When should people see an audiologist?

DesErmia says if people are having trouble hearing those around them, it helps to have a basic hearing test with an audiologist. She performs a thorough medical history check to determine if the underlying conditions are contributing to the hearing loss. Next, she does a lifestyle assessment, asking patients where hearing loss impacts their lives. Patients also talk about their hearing goals.

Afterwards, DesErmia will look for wax in the patient’s ears or check the eardrums, which should appear translucent. Patients will enter a soundproof booth and put on headphones for a beep test, which is the gold standard for testing. Patients raise their hands when they hear beeps of different volumes.

“This gives us a baseline of hearing loss to work with,” DesErmia explains. “Then we move on to more complicated speech and noise tests.”

What is the measure to determine if hearing aids are needed?
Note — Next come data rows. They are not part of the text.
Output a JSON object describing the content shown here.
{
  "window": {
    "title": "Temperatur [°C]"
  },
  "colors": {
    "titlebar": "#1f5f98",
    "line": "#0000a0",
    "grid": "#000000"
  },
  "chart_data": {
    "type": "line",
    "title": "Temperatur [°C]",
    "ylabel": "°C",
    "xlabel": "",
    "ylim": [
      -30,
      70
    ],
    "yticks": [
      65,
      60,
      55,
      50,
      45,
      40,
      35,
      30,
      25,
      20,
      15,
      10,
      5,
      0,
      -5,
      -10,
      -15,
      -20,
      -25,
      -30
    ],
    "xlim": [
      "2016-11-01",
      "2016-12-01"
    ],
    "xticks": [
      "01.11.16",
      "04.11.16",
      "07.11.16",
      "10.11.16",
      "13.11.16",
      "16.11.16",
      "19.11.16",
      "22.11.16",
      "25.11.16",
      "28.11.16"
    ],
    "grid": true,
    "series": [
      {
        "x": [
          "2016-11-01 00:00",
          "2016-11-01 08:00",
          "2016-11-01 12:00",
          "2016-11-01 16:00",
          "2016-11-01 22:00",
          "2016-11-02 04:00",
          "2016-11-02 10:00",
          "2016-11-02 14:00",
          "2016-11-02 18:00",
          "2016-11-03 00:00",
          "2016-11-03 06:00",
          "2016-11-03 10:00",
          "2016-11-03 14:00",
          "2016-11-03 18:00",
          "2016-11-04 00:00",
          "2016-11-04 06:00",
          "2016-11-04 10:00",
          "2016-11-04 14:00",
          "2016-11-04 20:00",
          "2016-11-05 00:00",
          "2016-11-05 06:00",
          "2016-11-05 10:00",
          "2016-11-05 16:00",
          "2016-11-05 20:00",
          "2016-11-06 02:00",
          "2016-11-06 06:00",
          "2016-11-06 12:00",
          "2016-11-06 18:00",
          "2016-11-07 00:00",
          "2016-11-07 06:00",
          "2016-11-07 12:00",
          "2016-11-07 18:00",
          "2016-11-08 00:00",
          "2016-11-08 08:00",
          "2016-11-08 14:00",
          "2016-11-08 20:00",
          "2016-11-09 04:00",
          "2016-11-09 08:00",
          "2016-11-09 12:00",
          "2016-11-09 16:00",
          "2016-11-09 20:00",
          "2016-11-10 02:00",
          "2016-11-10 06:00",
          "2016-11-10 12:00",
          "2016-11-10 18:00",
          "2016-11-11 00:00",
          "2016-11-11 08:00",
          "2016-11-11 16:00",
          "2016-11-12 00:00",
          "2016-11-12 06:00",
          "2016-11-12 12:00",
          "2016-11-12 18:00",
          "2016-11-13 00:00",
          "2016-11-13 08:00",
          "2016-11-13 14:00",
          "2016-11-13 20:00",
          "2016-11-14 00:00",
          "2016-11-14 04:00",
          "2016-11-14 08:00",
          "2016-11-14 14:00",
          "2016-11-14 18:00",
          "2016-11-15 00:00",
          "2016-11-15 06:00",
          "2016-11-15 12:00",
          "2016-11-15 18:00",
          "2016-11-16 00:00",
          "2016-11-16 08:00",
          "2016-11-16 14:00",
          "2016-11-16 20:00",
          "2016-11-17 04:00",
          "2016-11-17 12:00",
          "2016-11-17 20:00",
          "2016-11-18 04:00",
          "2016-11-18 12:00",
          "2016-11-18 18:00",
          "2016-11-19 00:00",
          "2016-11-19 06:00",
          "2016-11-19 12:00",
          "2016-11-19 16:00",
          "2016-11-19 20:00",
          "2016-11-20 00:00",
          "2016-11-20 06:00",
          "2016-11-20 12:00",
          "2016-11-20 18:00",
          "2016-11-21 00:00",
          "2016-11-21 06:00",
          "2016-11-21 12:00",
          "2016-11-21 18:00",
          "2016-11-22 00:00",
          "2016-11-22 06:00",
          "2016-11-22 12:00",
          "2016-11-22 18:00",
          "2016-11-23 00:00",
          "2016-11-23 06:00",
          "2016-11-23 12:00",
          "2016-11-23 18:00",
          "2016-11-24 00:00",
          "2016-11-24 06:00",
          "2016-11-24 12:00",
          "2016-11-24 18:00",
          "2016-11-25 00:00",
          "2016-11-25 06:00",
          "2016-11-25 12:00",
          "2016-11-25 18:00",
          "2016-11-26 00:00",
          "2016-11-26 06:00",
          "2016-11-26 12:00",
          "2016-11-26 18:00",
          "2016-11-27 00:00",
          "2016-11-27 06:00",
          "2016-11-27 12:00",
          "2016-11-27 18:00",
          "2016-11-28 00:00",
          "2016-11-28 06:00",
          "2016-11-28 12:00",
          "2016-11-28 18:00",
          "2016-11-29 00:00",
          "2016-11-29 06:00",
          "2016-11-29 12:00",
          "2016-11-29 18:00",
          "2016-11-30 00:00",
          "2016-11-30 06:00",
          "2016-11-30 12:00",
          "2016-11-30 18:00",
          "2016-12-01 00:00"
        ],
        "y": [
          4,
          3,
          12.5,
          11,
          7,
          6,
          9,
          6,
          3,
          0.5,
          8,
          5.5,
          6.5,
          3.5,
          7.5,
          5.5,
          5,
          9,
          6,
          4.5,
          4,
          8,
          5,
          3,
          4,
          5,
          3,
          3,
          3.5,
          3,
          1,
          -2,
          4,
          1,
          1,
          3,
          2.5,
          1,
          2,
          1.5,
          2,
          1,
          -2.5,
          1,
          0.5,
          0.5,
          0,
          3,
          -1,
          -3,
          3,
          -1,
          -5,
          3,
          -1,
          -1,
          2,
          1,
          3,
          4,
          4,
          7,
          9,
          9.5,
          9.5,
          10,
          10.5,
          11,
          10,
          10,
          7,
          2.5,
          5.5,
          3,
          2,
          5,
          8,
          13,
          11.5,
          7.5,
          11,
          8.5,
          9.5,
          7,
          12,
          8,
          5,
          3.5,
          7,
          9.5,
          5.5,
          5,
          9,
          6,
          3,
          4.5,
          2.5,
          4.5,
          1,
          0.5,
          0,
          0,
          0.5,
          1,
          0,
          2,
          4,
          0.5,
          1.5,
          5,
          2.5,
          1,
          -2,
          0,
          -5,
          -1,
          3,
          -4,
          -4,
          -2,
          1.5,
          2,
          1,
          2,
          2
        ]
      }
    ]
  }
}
Hearing loss is measured on a decibel scale. Normal hearing will be -10 to 20 decibels. DesErmia says mild hearing loss will start at around 30 decibels. Anything above 30 decibels will have a significant impact on your ability to hear.

DesErmia empowers her patients to decide if hearing aids are the right choice for them. Medicare does not cover hearing aids and they can cost anywhere from $ 3,000 to $ 6,000 for a pair. Hearing tests are also not covered unless recommended by a doctor and cost around $ 50 to $ 85 depending on the level of the test. Follow-up appointments are necessary every four to six months to maintain and clean the hearing aids.

Any tips for keeping our ears healthy?

“If you suffer from tinnitus, take a look at the medications you’re taking and think about lifestyle changes,” DesErmia explains. Tinnitus can sound like crickets, bells, or a constant sound in your ears and is usually a precursor to hearing loss. Make sure you get enough sleep and reduce your exposure to loud noises, and also talk to your doctor about any medications you are taking that could cause tinnitus.

If you have earwax, do not use a cotton swab. DesErmia suggests letting the natural design of your ear work the wax on the outer ear and using a damp washcloth at the ear opening to clean it. Exercise and movement also help move earwax. “If your earwax is blocking your ears, use a softening drip like Debrox,” DesErmia explains. “Or mix half vinegar and half alcohol at room temperature to rinse the ears using a bulb syringe.”

It is normal to have a small amount of earwax in your ears. It helps seal the canal so water doesn’t stay in the ear (looking at you, pools!), And is naturally antibacterial.

Finally, DesErmia suggests, cut down on your headphone use time and turn down the volume so you can hear the people around you.